Their spy ship was well off the track between the Lewis and Clark and Dome 27, so Johnson didn’t waste more than a moment’s thought on it. He fired up the radio once more: “Dome 27, this is the scooter. I say again, Dome 27, this is the scooter. I understand you have a pickup for me. Over.”
“That’s right, Scooter,” said whoever was manning the radio at the pressure dome. “Liz Brock’s hurting pretty bad. We’re hoping it’s her appendix—anything else would be worse. Estimate your arrive time twenty minutes.”
“Sounds about right,” Johnson agreed. “I’ll get her back, and the doc’ll figure out what’s going on with her. Hope everything turns out okay. Out.” Under his breath, he muttered, “Liz Brock—that’s not so good.” She was the ship’s number-one expert on electrolyzing ice to get oxygen for breathing and fuel and hydrogen for fuel. She was also a nice-looking blonde. She’d never shown the least interest in Johnson, but he didn’t believe in wasting valuable natural resources.
He used his forward rocket motor to kill his velocity relative to the little asteroid on which Dome 27 had gone up, then guided the scooter into the dome’s airlock with tiny, delicate bursts from his attitude jets. Ever so slowly, the scooter settled toward the floor of the airlock: the gravity of the asteroid (which was less than a mile across) seemed almost as much rumor as reality.r />
As soon as the outer airlock door closed and his gauges showed there was pressure outside, Johnson unsealed the scooter’s canopy. He didn’t have to wait long. Two people floated into the airlock: Liz Brock and a man who was helping her. He said, “We’ve loaded her up with as much codeine as she can hold, and then maybe a little more for luck.”
“Doesn’t help,” the electrolysis expert said. Her voice was slow and dragging. “Doesn’t help much, I mean. I feel like I’m drunk. I feel like my whole head’s weightless. But I still hurt.” She looked like it. She had lines at the corners of her mouth that hadn’t been there the last time Johnson saw her. Skin stretched tight across her cheekbones. She kept one hand on the right side of her belly, though she didn’t seem to notice she was doing it.
After she got into the scooter, Johnson fastened her safety harness when she didn’t do anything but fumble with it. Anxiously, he asked the fellow who’d helped her into the airlock, “She’s not throwing up, is she?”

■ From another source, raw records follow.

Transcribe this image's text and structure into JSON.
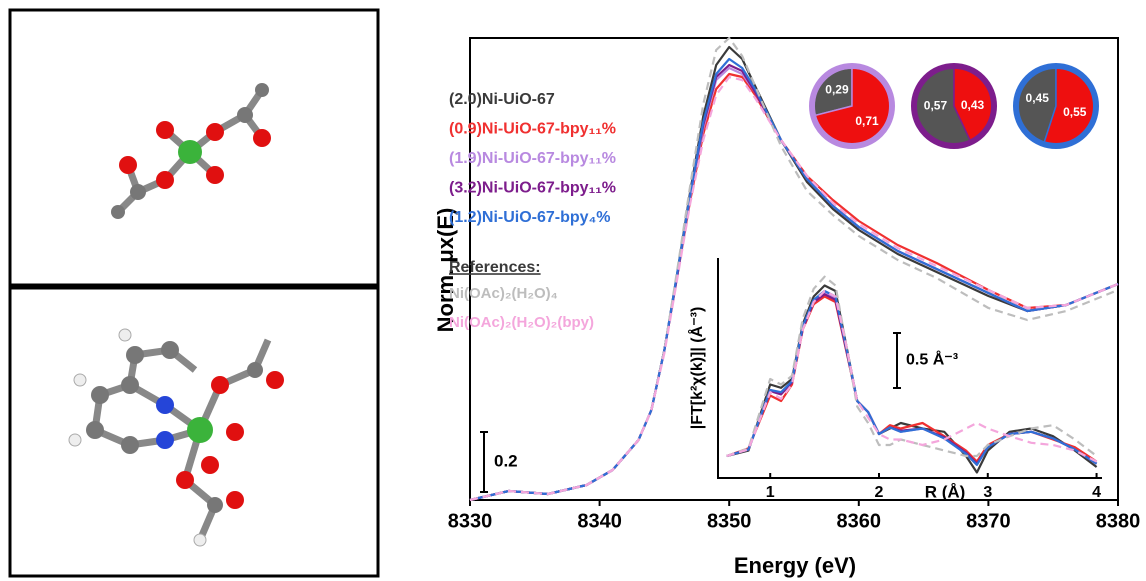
{
  "chart_data": {
    "type": "line",
    "x_label": "Energy (eV)",
    "y_label": "Norm. μx(E)",
    "x": [
      8330,
      8333,
      8336,
      8339,
      8341,
      8343,
      8344,
      8345,
      8346,
      8347,
      8348,
      8349,
      8350,
      8351,
      8352,
      8354,
      8356,
      8358,
      8360,
      8363,
      8366,
      8370,
      8373,
      8376,
      8380
    ],
    "xlim": [
      8330,
      8380
    ],
    "xticks": [
      8330,
      8340,
      8350,
      8360,
      8370,
      8380
    ],
    "ylim": [
      0,
      1.54
    ],
    "scale_bar": 0.2,
    "legend_title": "References:",
    "series": [
      {
        "name": "(2.0)Ni-UiO-67",
        "color": "#3a3a3a",
        "dashed": false,
        "values": [
          0,
          0.03,
          0.02,
          0.05,
          0.1,
          0.2,
          0.3,
          0.5,
          0.76,
          1.03,
          1.28,
          1.45,
          1.51,
          1.47,
          1.38,
          1.2,
          1.06,
          0.97,
          0.9,
          0.82,
          0.76,
          0.68,
          0.63,
          0.65,
          0.72
        ]
      },
      {
        "name": "(0.9)Ni-UiO-67-bpy₁₁%",
        "color": "#f03030",
        "dashed": false,
        "values": [
          0,
          0.03,
          0.02,
          0.05,
          0.1,
          0.2,
          0.3,
          0.5,
          0.75,
          1.0,
          1.22,
          1.37,
          1.42,
          1.41,
          1.35,
          1.2,
          1.08,
          1.0,
          0.93,
          0.85,
          0.79,
          0.7,
          0.64,
          0.65,
          0.72
        ]
      },
      {
        "name": "(1.9)Ni-UiO-67-bpy₁₁%",
        "color": "#b889e0",
        "dashed": false,
        "values": [
          0,
          0.03,
          0.02,
          0.05,
          0.1,
          0.2,
          0.3,
          0.5,
          0.75,
          1.01,
          1.24,
          1.4,
          1.44,
          1.42,
          1.36,
          1.2,
          1.07,
          0.98,
          0.91,
          0.83,
          0.77,
          0.69,
          0.63,
          0.65,
          0.72
        ]
      },
      {
        "name": "(3.2)Ni-UiO-67-bpy₁₁%",
        "color": "#7d1d8c",
        "dashed": false,
        "values": [
          0,
          0.03,
          0.02,
          0.05,
          0.1,
          0.2,
          0.3,
          0.5,
          0.75,
          1.02,
          1.25,
          1.41,
          1.45,
          1.43,
          1.36,
          1.2,
          1.07,
          0.98,
          0.91,
          0.83,
          0.77,
          0.69,
          0.63,
          0.65,
          0.72
        ]
      },
      {
        "name": "(1.2)Ni-UiO-67-bpy₄%",
        "color": "#2f6fd6",
        "dashed": false,
        "values": [
          0,
          0.03,
          0.02,
          0.05,
          0.1,
          0.2,
          0.3,
          0.5,
          0.76,
          1.02,
          1.26,
          1.42,
          1.47,
          1.44,
          1.37,
          1.2,
          1.07,
          0.98,
          0.91,
          0.83,
          0.77,
          0.69,
          0.63,
          0.65,
          0.72
        ]
      },
      {
        "name": "Ni(OAc)₂(H₂O)₄",
        "color": "#bdbdbd",
        "dashed": true,
        "values": [
          0,
          0.03,
          0.02,
          0.05,
          0.1,
          0.2,
          0.3,
          0.5,
          0.77,
          1.05,
          1.32,
          1.5,
          1.54,
          1.48,
          1.38,
          1.18,
          1.03,
          0.95,
          0.88,
          0.8,
          0.74,
          0.64,
          0.6,
          0.63,
          0.7
        ]
      },
      {
        "name": "Ni(OAc)₂(H₂O)₂(bpy)",
        "color": "#f4a6dc",
        "dashed": true,
        "values": [
          0,
          0.03,
          0.02,
          0.05,
          0.1,
          0.2,
          0.3,
          0.49,
          0.74,
          0.99,
          1.2,
          1.35,
          1.41,
          1.4,
          1.34,
          1.2,
          1.08,
          0.99,
          0.92,
          0.84,
          0.78,
          0.7,
          0.64,
          0.65,
          0.72
        ]
      }
    ],
    "inset": {
      "type": "line",
      "x_label": "R (Å)",
      "y_label": "|FT[k²χ(k)]| (Å⁻³)",
      "x": [
        0.6,
        0.8,
        1.0,
        1.1,
        1.2,
        1.3,
        1.4,
        1.5,
        1.6,
        1.7,
        1.8,
        1.9,
        2.0,
        2.1,
        2.2,
        2.4,
        2.6,
        2.8,
        2.9,
        3.0,
        3.2,
        3.4,
        3.6,
        3.8,
        4.0
      ],
      "xlim": [
        0.52,
        4.05
      ],
      "xticks": [
        1,
        2,
        3,
        4
      ],
      "ylim": [
        0,
        2
      ],
      "scale_bar": {
        "value": 0.5,
        "label": "0.5 Å⁻³"
      },
      "series": [
        {
          "color": "#3a3a3a",
          "dashed": false,
          "values": [
            0.2,
            0.25,
            0.85,
            0.82,
            0.9,
            1.4,
            1.65,
            1.75,
            1.7,
            1.2,
            0.7,
            0.6,
            0.4,
            0.45,
            0.5,
            0.45,
            0.42,
            0.2,
            0.05,
            0.25,
            0.42,
            0.45,
            0.38,
            0.25,
            0.1
          ]
        },
        {
          "color": "#f03030",
          "dashed": false,
          "values": [
            0.2,
            0.27,
            0.75,
            0.7,
            0.85,
            1.35,
            1.58,
            1.65,
            1.6,
            1.15,
            0.7,
            0.6,
            0.4,
            0.48,
            0.45,
            0.5,
            0.38,
            0.25,
            0.15,
            0.3,
            0.4,
            0.42,
            0.35,
            0.28,
            0.15
          ]
        },
        {
          "color": "#b889e0",
          "dashed": false,
          "values": [
            0.2,
            0.26,
            0.8,
            0.77,
            0.88,
            1.37,
            1.6,
            1.68,
            1.63,
            1.17,
            0.7,
            0.6,
            0.4,
            0.46,
            0.42,
            0.45,
            0.36,
            0.22,
            0.12,
            0.28,
            0.4,
            0.42,
            0.36,
            0.26,
            0.13
          ]
        },
        {
          "color": "#7d1d8c",
          "dashed": false,
          "values": [
            0.2,
            0.26,
            0.79,
            0.76,
            0.87,
            1.36,
            1.6,
            1.67,
            1.62,
            1.16,
            0.7,
            0.6,
            0.4,
            0.46,
            0.43,
            0.45,
            0.37,
            0.23,
            0.13,
            0.28,
            0.4,
            0.42,
            0.36,
            0.26,
            0.13
          ]
        },
        {
          "color": "#2f6fd6",
          "dashed": false,
          "values": [
            0.2,
            0.26,
            0.8,
            0.78,
            0.88,
            1.38,
            1.62,
            1.7,
            1.65,
            1.18,
            0.7,
            0.6,
            0.4,
            0.46,
            0.42,
            0.45,
            0.36,
            0.22,
            0.12,
            0.28,
            0.4,
            0.42,
            0.36,
            0.26,
            0.13
          ]
        },
        {
          "color": "#bdbdbd",
          "dashed": true,
          "values": [
            0.2,
            0.27,
            0.9,
            0.85,
            0.93,
            1.45,
            1.72,
            1.83,
            1.75,
            1.2,
            0.65,
            0.5,
            0.3,
            0.3,
            0.35,
            0.3,
            0.25,
            0.2,
            0.2,
            0.3,
            0.38,
            0.45,
            0.48,
            0.35,
            0.2
          ]
        },
        {
          "color": "#f4a6dc",
          "dashed": true,
          "values": [
            0.2,
            0.26,
            0.78,
            0.72,
            0.85,
            1.35,
            1.6,
            1.7,
            1.65,
            1.2,
            0.7,
            0.55,
            0.4,
            0.35,
            0.35,
            0.3,
            0.35,
            0.45,
            0.5,
            0.45,
            0.38,
            0.32,
            0.3,
            0.25,
            0.15
          ]
        }
      ]
    },
    "pies": [
      {
        "values": [
          0.29,
          0.71
        ],
        "value_labels": [
          "0,29",
          "0,71"
        ],
        "colors": [
          "#555555",
          "#ee0f0f"
        ],
        "ring_color": "#b889e0"
      },
      {
        "values": [
          0.57,
          0.43
        ],
        "value_labels": [
          "0,57",
          "0,43"
        ],
        "colors": [
          "#555555",
          "#ee0f0f"
        ],
        "ring_color": "#7d1d8c"
      },
      {
        "values": [
          0.45,
          0.55
        ],
        "value_labels": [
          "0,45",
          "0,55"
        ],
        "colors": [
          "#555555",
          "#ee0f0f"
        ],
        "ring_color": "#2f6fd6"
      }
    ]
  }
}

“No,” the man answered, which relieved him: dealing with vomit in the scooter was the last thing he wanted to do.
He used his attitude jets to slide out of the airlock, then went back to the Lewis and Clark faster than he’d gone away. When he returned to the ship, Dr. Miriam Rosen was waiting at the inner airlock door to the shuttle bay. “Come on, Liz, let’s get you over to the X-ray machine,” she said. “We’ll see if we can figure out what’s going on in there.”

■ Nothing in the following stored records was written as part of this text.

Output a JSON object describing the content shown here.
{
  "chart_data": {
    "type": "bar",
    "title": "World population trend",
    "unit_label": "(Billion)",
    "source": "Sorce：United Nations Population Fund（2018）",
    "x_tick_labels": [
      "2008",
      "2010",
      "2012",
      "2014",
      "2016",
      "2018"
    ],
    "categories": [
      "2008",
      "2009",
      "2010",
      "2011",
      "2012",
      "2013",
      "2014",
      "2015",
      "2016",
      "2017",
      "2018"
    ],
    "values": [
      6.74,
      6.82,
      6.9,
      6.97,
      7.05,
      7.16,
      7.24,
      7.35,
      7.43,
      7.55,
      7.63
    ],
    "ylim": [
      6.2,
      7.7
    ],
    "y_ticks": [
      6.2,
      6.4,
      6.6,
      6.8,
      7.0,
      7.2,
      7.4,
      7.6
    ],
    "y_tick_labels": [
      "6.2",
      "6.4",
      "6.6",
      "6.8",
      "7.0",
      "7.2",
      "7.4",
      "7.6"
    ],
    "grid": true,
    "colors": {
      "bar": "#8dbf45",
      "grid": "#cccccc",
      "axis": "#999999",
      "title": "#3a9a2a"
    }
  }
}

“All right.” Liz Brock sounded altogether indifferent. Maybe that was the codeine talking. Maybe, too, it was the pain talking.
Johnson wanted to tag along to find out whatever he could, but didn’t have the nerve. He watched the doctor lead away the electrolysis expert. Before long, he’d get answers through the grapevine.
And he did. Things came out piecemeal, as they had a way of doing. It wasn’t appendicitis. He heard that pretty soon. He didn’t hear what it was for three or four days. “Liver cancer?” he exclaimed to Walter Stone, who told him. “What can they do about that?”